It’s been a long year for Denise O’Connor, but thanks to the Rotary Club of Quesnel and Quesnel Canadian Tire, her holidays were a little bit brighter.
O’Connor lives in Lytton, and the wildfire which ripped through the community in the summer of 2021 did more than destroy homes: it also depleted the town’s supply of Christmas decorations.
“On hearing this from lifelong Lytton resident and now Rotarian Sarah Brown, we decided to try to do something about that,” the Quesnel Rotary Club posted to Facebook.
“Yes, there are probably more important needs to be addressed but the thought of a community in darkness over the festive season sounded like the opposite of Christmas cheer.”

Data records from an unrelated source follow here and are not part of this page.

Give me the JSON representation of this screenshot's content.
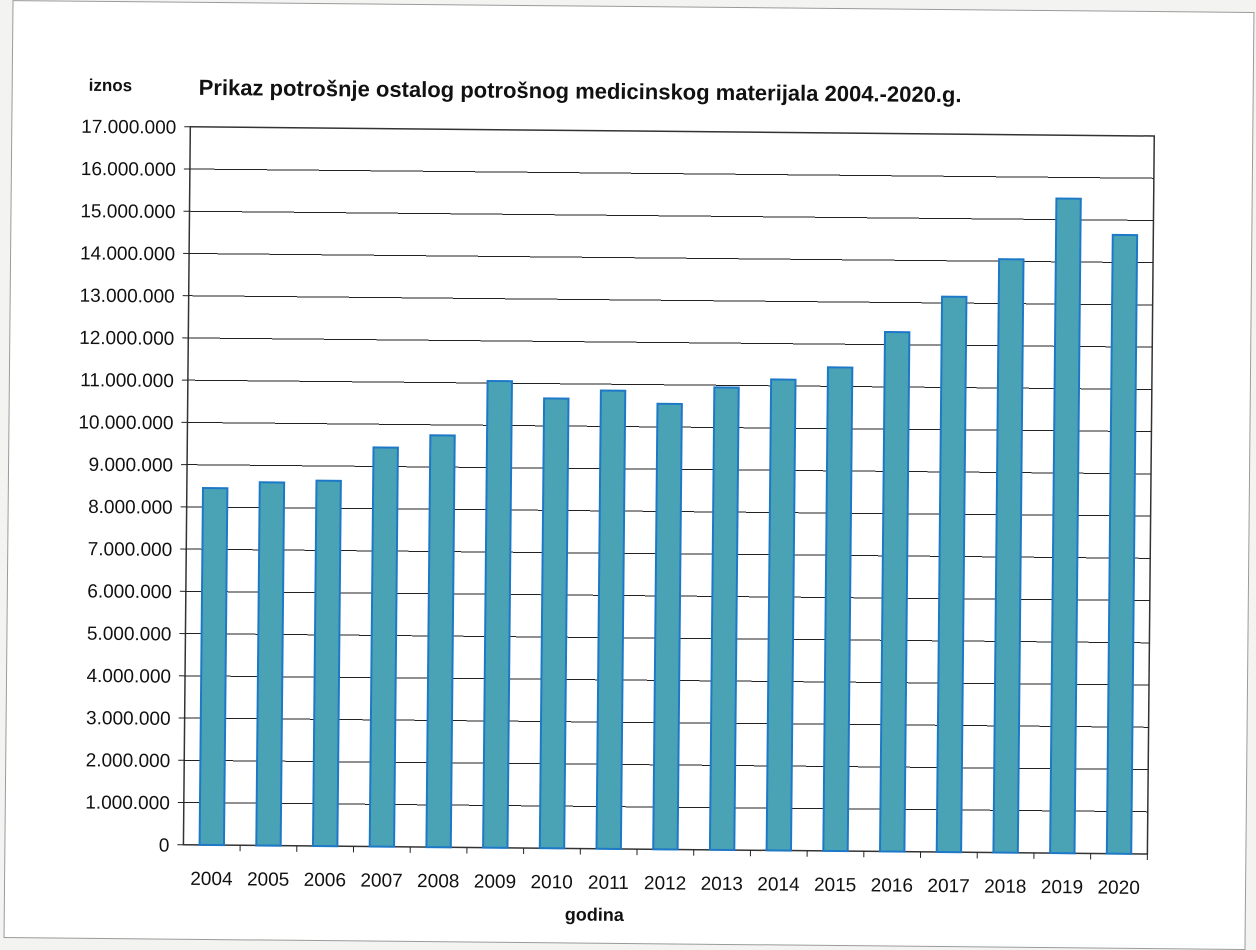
{
  "chart_data": {
    "type": "bar",
    "title": "Prikaz potrošnje ostalog potrošnog  medicinskog materijala 2004.-2020.g.",
    "xlabel": "godina",
    "ylabel": "iznos",
    "categories": [
      "2004",
      "2005",
      "2006",
      "2007",
      "2008",
      "2009",
      "2010",
      "2011",
      "2012",
      "2013",
      "2014",
      "2015",
      "2016",
      "2017",
      "2018",
      "2019",
      "2020"
    ],
    "values": [
      8450000,
      8600000,
      8650000,
      9450000,
      9750000,
      11050000,
      10650000,
      10850000,
      10550000,
      10950000,
      11150000,
      11450000,
      12300000,
      13150000,
      14050000,
      15500000,
      14650000
    ],
    "ylim": [
      0,
      17000000
    ],
    "yticks": [
      "0",
      "1.000.000",
      "2.000.000",
      "3.000.000",
      "4.000.000",
      "5.000.000",
      "6.000.000",
      "7.000.000",
      "8.000.000",
      "9.000.000",
      "10.000.000",
      "11.000.000",
      "12.000.000",
      "13.000.000",
      "14.000.000",
      "15.000.000",
      "16.000.000",
      "17.000.000"
    ],
    "grid": true,
    "legend": "none",
    "bar_fill_color": "#4aa3b5",
    "bar_edge_color": "#1e78c8"
  }
}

Aly Johnstone, manager of Canadian Tire in Quesnel and also a Rotarian, stepped up to donate a truckload of decorations to the cause. Rotary was also able to raise $1,000 for the cause.
“I just think it’s important Quesnel gets some recognition,” O’Connor said. “Throughout the whole ordeal with the fire, people have been so kind and so generous with everything.”
O’Connor, who is the mother of Brown, is part of the Two Rivers Community Services Society in Lytton, which usually decorates downtown Lytton in lights for the Christmas season.
PHOTOS: Before and after the blaze that destroyed the Village of Lytton
While her latest home was destroyed by the blaze, O’Connor taken up residence inside her childhood home which was spared. Around 400 households are living in the Lytton area right now.
“Your life can just turn in an instant,” she said.
“It was literally minutes that we had (to evacuate). Things changed forever. My daughter who lives in Quesnel grew up in (my) house that burned down.”
READ MORE: ‘Lytton still exists’: Woman irked at PM saying fire-ravaged village gone as locals await aid
While a fire was the cause of the Christmas decoration shortage, it was nearly continued by water. The rains from atmospheric rivers made getting the load of decorations from Quesnel to Lytton challenging.
O’Connor said her daughter took the decorations to Williams Lake, then it was passed off to a friend, and finally picked up by O’Connor herself in Cache Creek.
“It was quite an ordeal to even get them here,” she said. “Our next issue was where we wanted to put them up, there was no power, so we had to find a place to plug in.”
The group eventually settled on outside the forestry wildfire base in Lytton.
It was a quiet Christmas for a community in recovery.
“Personally I am ready to move on and start building, but they haven’t even cleaned up the debris yet,” O’Connor said. “It has not been good that way. Other than that I think I’m doing well.”
As Lytton got hit with a few feet of snow, O’Connor expects the lights to remain up at least through January.